Григорию Стариковскому
…напишут
об ухудшении здоровья, неудавшейся личной жизни, отсутствии денег или,
наоборот, о чрезмерном их присутствии. Все это будет правдой или близко к
правде.
Въедут
новые жильцы, покрасят заново стены, купят новую мебель или оставят всё, как
было. Устроят музей.
Будут
пожимать плечами. У всех в этом возрасте «со здоровьем», «семья… а у кого легко»,
«деньги… когда их хватает». Так, жизненные неурядицы, ушел безвременно, много
мог еще сделать, стоило из-за этого… Махнут рукой.
*
…жили
напротив Лувра, на улице Руль. Несколько шагов по узкому тротуару вдоль
булочной, мясной лавки до угла улицы Риволи, направо, перейдя на другую
сторону, в кондитерской эспрессо с эклером, если уже привезли, а там несколько
сот метров до угла дворца.
Я
приходил во внутренний Квадратный двор Лувра рано утром или поздно вечером,
когда только редкие прохожие спешили через ворота дворца к мосту Искусств,
чтобы перебраться с Правого берега Сены на Левый. Я мог бы часами сидеть на теплом
камне возле глубокой арки, где когда-то стояли гвардейцы охраны, томясь на
солнце и замерзая на сквозняке подворотни. Смотрел на стены, окна, синее в
облаках или темнеющее низкое небо над треугольным фронтоном. Многословность
и суетливость внутреннего убранства залов, лестниц, переходов казалась мне
застывшим отражением бантов, пряжек, шелка камзолов, нежно-розовых нижних юбок,
выглядывающих из под тяжелой парчи платьев, бизе отложных воротников сменяющихся
архитекторов, королей, их жен и любовниц. Бродя по залам, было легко
представить сутулых чертежников, портящих зрение над досками с приколотыми
листами прекрасной английской бумаги, с остро отточенным карандашом за ухом и
несвежими манжетами, серыми от графитной пыли. Как возникала эта сдержанность,
неспешная речь фасадов внутренних дворов с плавно кружащимися лестницами перед
наглухо затворенными высокими дверями, арок с треугольными сводчатыми
потолками, в которых эхо постепенно нарастает от начала к середине, набирает
силу и чистоту звука под самым скрещением и затухает к выходу, растворяясь в уличном
шуме.
Когда
солнце опустилось за вершину фронтона и весь фасад Квадратного двора скрылся в
тени, а на противоположенной стороне по верхнему ряду окон пробежала дрожь
последних отблесков, стена вдруг превратилась в темный прямоугольник холста
Марка Ротко, с мерцающими порезами холодных, голубых переплетов оконных рам.
*
…на
Эйфелеву башню я так и не поднялся. Ася и Айда пошли, а я нет. Я видел город с высоты башен Нотр-Дам-де-Пари, прячась от ветра за
черными стенами, выщербленными и холодными, покрытыми зеленой плесенью с теневой
стороны и теплыми, шершавыми, как горбушка серого хлеба, с солнечной. Химеры
горбились по углам башен, нахохлившись ежились на парапетах. Их пустые,
вылизанные ветром, выжженные солнцем сухие глазницы были обращены в светлую
пустоту летнего неба. Пройдя узким переходом, двоим не разойтись, нависавшим
над площадью перед собором, и свернув влево, я оказался возле одной из башен, у
черной дыры входа. Двери не было. Желтая лента ограждения, пустой стул. Никого.

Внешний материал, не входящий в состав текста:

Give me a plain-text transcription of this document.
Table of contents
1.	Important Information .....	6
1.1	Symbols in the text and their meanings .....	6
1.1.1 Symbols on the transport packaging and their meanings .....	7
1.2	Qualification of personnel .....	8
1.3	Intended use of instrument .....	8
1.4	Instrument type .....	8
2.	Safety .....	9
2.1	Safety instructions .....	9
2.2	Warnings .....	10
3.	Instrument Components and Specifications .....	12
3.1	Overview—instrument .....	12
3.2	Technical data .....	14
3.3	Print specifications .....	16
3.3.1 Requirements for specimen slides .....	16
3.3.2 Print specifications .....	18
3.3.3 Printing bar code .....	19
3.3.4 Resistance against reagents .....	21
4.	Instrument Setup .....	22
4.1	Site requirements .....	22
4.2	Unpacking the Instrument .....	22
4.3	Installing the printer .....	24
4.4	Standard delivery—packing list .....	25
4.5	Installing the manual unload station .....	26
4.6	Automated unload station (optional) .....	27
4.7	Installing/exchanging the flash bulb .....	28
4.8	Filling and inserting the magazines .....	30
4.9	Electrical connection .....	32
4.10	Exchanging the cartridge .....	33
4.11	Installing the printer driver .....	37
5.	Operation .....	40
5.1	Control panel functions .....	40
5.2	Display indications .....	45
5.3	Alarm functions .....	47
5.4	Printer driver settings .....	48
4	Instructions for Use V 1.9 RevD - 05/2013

Я стоял, скрытый стеной, в тени выступающего угла. Ступил на доски, застилавшие
каменные плиты. Под ногами скрипел песок, оставленный каменщиками,
ремонтировавшими кладку стен. Было очень тихо. Меня окружали
внутренние дворы, на десятки метров падающие вниз, в черноту; башни, нависшие
над сырой пустотой дворов-колодцев, переходов, мостов, арок, зеленых скатов
крыш; стены, шелушащиеся, как кожа старика; черные
оконные проемы и продрогшие химеры, их изъеденные дождями спины, морды, провалы
глаз, раскрытые пасти со сточенными, съеденными временем клыками, жилистые,
цепкие, судорожно сведенные когтистые пальцы, насмерть, на века вцепившиеся в
карнизы крыш, уступы балконов, скользкий камень плесневелых водостоков.
Солнце никогда не согревало их. Было странно чувствовать песок под ногами.
Песок – принадлежность земли, ее часть – здесь, на промозглой высоте, был чужим.
Я думал о Целане. «Глория песка». Просто думал.
Черные холодные ямы
неожиданно открывшейся мне изнанки собора. Я вышел из тени башни. Положил
ладони на теплый металл, укрывавший камень парапета, и подставил лицо теплому
солнцу, высоко стоящему над городом.
*
…за
башней начиналась набережная Грёнель. Я никогда не был здесь. Надо было решать,
как провести несколько часов до наступления темноты, когда придется
возвращаться через весь город в гостиницу. Можно было идти по Марсову полю и
дальше, по Левому берегу в Латинский квартал. Но на прилегающих к Эйфелевой
башне улицах уже стояли полицейские в полном вооружении в ожидании арабских
подростков, собиравшихся протестовать в этот вечер. Быть свидетелем истории не
хотелось. Миновав сувенирные лавки, редко улыбавшихся, уставших торговцев с
десятками нанизанных на кольца серебряных и золотых башен, я пошел вдоль
набережной. Справа внизу была Сена, рабочая в этом месте, с причалами для
прогулочных плоских лодок и туристами. Слева надвигались башни нового города. Не
надо было тратить время на прогулку в этом направлении. В одном из последних
старых домов зашел в кафе Иоланда.
Места,
куда попадаешь случайно, зная, что больше сюда никогда не вернешься, на
несколько минут становятся близкими тебе. Сидя у окна, на плетеном стуле,
облокотясь на отполированный чужими локтями стол, рассматриваешь освещенный
вечерним солнцем и неяркими лампами зал. Посетителей не много. Бармен смахивает
несколько капель, оставшихся от только что вымытых рюмок, с тускло поблескивающего
дерева стойки. Звякают чашки, сталкиваясь боками на крышке кофеварочной машины.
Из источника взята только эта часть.